Don't bury journalists just yet

by Jason Gross

19 December 2006


Maybe it’s just that the press revels in cannibalism or they’re goths but they seem uncommonly fascinated with their own demise.  By now, you’ve read the endless weeping, wailing and gnashing of teeth about how Web 2.0 is killing journalism as we know it (and letting the great unwashed participate more and more).  One well-toasted article (deservedly so) about this is from the Center for Citizen Media blog (gasp, new media!): The Demise of the Professional Photojournalist.  While it’s another article mourning of the traditional journalist, it also points out what Web 2.0 has to offer and what it ultimately cannot offer.
What’s different about the Citmedia article (and for that matter, a good Times Online article) is that it doesn’t try to scare us about the ending of an era but suggests that old media and media can peacefully co-exist and compliment each other. 

As the Citmedia article notes, amateur films go back to the JFK assassination right up through Michael Richards’ racist rant and the L.A.P.D.‘s savage manhandling of Rodney King.  In all of those cases, no professional photographer or newsman was on the scene to document it but because an amateur was there filming each of those events, they’re now vividly part of our culture.  Imagine the impact of each of those events if they were merely reported on second hand and not actually recorded by film- the JFK assassination would have still shaken the country but would Richards have been in as much trouble or would the King beating have prompted the L.A. riots?  Doubtful.  Since the advent of film, we’ve been fascinated by the idea of moving images, continuing through to TV and the web.  This medium makes experiences all the more graphic for us, literally and figuratively (which is why the Web has become the most popular part of the Internet, next to e-mail).  It also helps to explain why YouTube has become such a phenom.

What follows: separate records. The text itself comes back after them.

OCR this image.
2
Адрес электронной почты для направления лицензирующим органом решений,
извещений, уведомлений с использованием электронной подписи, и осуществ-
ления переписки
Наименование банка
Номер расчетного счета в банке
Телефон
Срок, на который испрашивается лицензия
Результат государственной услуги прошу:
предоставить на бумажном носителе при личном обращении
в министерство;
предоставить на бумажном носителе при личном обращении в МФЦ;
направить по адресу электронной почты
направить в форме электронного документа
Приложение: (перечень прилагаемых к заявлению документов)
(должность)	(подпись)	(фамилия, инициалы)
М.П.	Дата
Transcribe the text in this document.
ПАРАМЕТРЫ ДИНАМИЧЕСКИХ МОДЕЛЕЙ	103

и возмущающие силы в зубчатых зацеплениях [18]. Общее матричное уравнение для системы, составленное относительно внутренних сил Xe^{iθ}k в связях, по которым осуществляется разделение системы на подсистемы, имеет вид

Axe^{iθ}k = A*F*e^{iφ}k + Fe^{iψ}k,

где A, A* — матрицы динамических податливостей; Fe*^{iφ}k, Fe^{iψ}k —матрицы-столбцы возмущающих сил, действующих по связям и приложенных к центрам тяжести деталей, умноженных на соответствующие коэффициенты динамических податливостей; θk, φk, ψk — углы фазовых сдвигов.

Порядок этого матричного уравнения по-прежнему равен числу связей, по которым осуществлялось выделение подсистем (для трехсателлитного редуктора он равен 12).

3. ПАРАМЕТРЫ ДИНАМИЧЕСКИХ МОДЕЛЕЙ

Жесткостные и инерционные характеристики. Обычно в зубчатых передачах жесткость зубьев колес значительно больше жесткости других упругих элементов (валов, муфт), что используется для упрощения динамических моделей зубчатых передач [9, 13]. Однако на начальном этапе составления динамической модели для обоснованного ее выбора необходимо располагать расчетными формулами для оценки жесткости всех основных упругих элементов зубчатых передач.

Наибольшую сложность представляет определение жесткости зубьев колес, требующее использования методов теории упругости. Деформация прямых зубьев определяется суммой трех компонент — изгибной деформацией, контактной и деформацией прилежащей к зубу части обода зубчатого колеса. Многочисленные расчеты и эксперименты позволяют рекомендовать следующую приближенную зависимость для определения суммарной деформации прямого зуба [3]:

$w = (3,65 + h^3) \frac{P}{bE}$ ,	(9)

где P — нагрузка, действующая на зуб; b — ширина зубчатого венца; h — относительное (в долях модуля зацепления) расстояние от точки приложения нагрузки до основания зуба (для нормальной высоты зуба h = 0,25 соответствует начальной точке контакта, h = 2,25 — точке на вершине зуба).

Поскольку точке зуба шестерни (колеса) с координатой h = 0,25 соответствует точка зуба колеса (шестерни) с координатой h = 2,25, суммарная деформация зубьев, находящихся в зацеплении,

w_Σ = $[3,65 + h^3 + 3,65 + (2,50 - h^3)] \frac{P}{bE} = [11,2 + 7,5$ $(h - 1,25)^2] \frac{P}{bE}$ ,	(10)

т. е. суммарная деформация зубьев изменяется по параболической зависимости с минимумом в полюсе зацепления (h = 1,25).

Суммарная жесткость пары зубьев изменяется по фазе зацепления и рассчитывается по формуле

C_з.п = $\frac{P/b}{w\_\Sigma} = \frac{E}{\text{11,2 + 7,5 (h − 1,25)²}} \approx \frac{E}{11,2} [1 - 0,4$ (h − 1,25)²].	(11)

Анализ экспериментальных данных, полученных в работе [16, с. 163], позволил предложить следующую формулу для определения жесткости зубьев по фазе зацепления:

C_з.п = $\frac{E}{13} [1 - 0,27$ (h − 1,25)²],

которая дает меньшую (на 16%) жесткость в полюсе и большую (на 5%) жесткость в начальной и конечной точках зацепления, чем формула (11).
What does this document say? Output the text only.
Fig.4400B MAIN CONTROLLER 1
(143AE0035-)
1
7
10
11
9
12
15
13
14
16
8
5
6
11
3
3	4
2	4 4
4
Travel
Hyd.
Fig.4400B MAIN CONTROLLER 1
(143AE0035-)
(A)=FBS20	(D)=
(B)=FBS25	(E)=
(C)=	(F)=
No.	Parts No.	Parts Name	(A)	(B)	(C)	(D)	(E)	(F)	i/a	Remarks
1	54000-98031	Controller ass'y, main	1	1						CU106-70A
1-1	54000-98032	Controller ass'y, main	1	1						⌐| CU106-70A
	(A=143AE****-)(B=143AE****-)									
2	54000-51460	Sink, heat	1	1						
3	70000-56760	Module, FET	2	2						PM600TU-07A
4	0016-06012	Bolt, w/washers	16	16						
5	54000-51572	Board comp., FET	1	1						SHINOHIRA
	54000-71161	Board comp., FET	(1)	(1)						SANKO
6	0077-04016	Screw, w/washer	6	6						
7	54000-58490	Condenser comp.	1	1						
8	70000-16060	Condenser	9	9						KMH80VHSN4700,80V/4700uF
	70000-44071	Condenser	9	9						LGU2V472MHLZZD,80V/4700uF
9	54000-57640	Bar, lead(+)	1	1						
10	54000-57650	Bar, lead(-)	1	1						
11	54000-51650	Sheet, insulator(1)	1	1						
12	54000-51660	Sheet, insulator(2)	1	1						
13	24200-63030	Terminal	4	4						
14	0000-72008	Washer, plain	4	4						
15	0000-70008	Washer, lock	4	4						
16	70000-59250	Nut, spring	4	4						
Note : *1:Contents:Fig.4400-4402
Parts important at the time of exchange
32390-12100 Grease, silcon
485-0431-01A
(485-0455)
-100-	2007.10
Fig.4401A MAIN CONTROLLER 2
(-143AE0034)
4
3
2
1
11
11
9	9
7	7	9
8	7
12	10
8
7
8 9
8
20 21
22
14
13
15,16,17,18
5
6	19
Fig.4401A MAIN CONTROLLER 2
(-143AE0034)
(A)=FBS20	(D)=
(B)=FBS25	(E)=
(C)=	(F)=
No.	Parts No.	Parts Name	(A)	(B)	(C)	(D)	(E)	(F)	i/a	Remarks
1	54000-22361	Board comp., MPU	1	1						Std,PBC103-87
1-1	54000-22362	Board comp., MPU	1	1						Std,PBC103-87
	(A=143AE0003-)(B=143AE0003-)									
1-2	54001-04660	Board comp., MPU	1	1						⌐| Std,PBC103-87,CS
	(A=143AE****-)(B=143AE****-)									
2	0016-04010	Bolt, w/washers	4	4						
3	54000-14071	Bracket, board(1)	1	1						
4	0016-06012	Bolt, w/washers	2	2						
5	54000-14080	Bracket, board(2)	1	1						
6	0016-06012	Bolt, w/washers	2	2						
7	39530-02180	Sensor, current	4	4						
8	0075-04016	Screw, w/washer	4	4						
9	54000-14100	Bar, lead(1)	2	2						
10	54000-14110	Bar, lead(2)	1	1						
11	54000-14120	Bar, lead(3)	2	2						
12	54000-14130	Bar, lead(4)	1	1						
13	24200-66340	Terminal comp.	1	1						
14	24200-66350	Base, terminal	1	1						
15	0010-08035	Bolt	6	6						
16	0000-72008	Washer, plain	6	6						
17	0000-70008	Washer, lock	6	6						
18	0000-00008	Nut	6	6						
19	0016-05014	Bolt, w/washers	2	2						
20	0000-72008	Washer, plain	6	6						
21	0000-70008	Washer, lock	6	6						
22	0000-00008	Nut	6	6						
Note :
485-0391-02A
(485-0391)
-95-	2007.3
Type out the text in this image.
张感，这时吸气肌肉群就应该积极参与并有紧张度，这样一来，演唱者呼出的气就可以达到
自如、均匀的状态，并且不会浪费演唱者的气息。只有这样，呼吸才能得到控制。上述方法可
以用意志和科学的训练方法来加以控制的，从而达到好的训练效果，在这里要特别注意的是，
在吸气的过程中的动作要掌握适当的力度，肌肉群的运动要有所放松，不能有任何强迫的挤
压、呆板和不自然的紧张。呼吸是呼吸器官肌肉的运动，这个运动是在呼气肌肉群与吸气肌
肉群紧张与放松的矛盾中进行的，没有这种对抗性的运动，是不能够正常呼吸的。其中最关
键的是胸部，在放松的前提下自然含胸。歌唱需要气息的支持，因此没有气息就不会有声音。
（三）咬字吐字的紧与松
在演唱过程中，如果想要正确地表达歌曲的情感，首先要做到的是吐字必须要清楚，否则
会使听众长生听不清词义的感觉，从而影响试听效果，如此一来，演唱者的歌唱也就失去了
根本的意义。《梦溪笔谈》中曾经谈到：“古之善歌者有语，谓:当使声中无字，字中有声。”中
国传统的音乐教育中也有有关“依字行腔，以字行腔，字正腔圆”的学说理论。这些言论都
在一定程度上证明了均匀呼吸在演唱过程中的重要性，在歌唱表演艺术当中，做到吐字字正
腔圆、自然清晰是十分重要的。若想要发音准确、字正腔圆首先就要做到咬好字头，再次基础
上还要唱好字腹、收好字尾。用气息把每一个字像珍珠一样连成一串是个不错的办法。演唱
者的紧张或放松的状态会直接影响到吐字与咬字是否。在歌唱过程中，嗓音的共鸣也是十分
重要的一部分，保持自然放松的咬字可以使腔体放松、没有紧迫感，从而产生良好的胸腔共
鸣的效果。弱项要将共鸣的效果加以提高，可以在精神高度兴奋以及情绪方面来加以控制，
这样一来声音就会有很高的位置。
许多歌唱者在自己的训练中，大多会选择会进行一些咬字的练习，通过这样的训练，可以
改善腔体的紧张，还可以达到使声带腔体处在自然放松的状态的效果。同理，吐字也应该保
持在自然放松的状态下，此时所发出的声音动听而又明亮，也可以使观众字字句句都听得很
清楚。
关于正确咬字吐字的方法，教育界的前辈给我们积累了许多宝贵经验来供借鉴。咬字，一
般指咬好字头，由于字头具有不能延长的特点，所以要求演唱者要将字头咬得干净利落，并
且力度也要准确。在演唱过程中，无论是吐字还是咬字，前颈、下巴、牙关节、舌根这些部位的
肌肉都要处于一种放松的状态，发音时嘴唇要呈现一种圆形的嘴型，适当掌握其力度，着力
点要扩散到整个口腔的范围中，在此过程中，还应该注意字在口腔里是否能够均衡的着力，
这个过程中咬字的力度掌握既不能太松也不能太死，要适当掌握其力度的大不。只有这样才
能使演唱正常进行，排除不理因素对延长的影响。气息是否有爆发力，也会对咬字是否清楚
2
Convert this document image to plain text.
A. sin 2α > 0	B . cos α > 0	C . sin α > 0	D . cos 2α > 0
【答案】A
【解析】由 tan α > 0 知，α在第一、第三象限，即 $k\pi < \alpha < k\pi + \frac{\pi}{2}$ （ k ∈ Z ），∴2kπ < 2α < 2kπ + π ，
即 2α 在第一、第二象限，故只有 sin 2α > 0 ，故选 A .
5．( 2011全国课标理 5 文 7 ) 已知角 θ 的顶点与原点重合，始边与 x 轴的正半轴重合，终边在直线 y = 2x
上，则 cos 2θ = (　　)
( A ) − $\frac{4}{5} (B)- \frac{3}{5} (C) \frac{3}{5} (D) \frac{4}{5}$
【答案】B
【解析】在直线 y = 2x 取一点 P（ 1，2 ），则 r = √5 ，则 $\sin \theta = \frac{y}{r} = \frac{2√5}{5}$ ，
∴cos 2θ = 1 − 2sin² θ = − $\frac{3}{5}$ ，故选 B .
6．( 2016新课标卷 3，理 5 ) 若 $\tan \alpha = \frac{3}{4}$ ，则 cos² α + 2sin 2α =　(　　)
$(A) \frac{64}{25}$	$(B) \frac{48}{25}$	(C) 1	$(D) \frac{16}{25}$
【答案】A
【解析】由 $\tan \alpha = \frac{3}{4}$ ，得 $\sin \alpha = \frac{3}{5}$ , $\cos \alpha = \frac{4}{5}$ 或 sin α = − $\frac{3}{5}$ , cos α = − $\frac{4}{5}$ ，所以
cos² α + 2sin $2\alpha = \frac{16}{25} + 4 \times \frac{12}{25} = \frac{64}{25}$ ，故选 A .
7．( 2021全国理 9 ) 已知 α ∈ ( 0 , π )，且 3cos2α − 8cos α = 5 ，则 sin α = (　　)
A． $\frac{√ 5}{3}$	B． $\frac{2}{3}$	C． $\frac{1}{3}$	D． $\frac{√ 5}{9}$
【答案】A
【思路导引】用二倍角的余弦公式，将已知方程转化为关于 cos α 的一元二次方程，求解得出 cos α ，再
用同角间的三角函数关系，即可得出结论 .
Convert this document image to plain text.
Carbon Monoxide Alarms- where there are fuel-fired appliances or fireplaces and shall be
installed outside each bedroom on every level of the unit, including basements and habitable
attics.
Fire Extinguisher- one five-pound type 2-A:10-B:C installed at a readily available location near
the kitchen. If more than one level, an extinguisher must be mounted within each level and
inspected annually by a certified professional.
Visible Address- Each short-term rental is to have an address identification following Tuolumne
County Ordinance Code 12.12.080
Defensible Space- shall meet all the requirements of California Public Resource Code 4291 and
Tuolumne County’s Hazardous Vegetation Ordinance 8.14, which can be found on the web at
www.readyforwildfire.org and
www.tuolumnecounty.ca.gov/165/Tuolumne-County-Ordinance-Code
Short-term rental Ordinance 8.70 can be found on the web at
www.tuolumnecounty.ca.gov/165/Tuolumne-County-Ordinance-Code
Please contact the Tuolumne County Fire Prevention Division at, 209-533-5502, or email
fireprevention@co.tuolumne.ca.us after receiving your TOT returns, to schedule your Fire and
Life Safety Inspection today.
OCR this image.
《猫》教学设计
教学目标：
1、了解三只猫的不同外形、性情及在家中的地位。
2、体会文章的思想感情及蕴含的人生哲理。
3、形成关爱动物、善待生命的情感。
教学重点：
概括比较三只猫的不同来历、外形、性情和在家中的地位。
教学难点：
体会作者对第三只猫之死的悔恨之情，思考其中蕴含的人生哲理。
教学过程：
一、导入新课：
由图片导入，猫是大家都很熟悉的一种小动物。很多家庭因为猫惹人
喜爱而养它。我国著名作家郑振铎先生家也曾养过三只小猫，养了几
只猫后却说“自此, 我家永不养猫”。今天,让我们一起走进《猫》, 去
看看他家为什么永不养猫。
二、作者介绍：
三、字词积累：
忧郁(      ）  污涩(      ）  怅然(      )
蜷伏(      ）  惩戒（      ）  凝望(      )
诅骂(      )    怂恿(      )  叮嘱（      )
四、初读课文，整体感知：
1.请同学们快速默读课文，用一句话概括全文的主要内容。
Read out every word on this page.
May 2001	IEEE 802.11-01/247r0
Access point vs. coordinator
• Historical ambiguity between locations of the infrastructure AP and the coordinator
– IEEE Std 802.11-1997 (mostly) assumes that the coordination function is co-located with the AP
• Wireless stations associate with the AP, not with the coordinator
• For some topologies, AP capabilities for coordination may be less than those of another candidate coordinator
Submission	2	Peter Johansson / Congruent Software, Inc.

But as the Times Online article suggests, non-pro video can also help to supplement the news and be incorporated into reporting.  It’s likely that this trend will continue and there’s no real downside to it as long as you have an editor in place to determine what’s usable.  Obviously, news crews can’t be everywhere to document what’s going on so having ordinarily citizens fill in the gaps is a smart way to help cover more events.

Before we annoint citizen journalism as the sole wave of the future in media, let’s not fool ourselves.  The Citmedia article wisely notes that there is always going to be a place for pros out there, in any field.  News orgs are going to send camera crews into Bagdad or Beirut to cover stories but unless someone in those locales has a camera phone at the right place and time, you’re not going to see events there on TV or on the web.  Similarly, average citizen journalists aren’t going to get access to film say a Tom Cruise interview (which might be a bad thing actually).  As such, there’s always a place for the pros in any media.  They’re just gonna have to learn to share their space with the amateurs more and more now.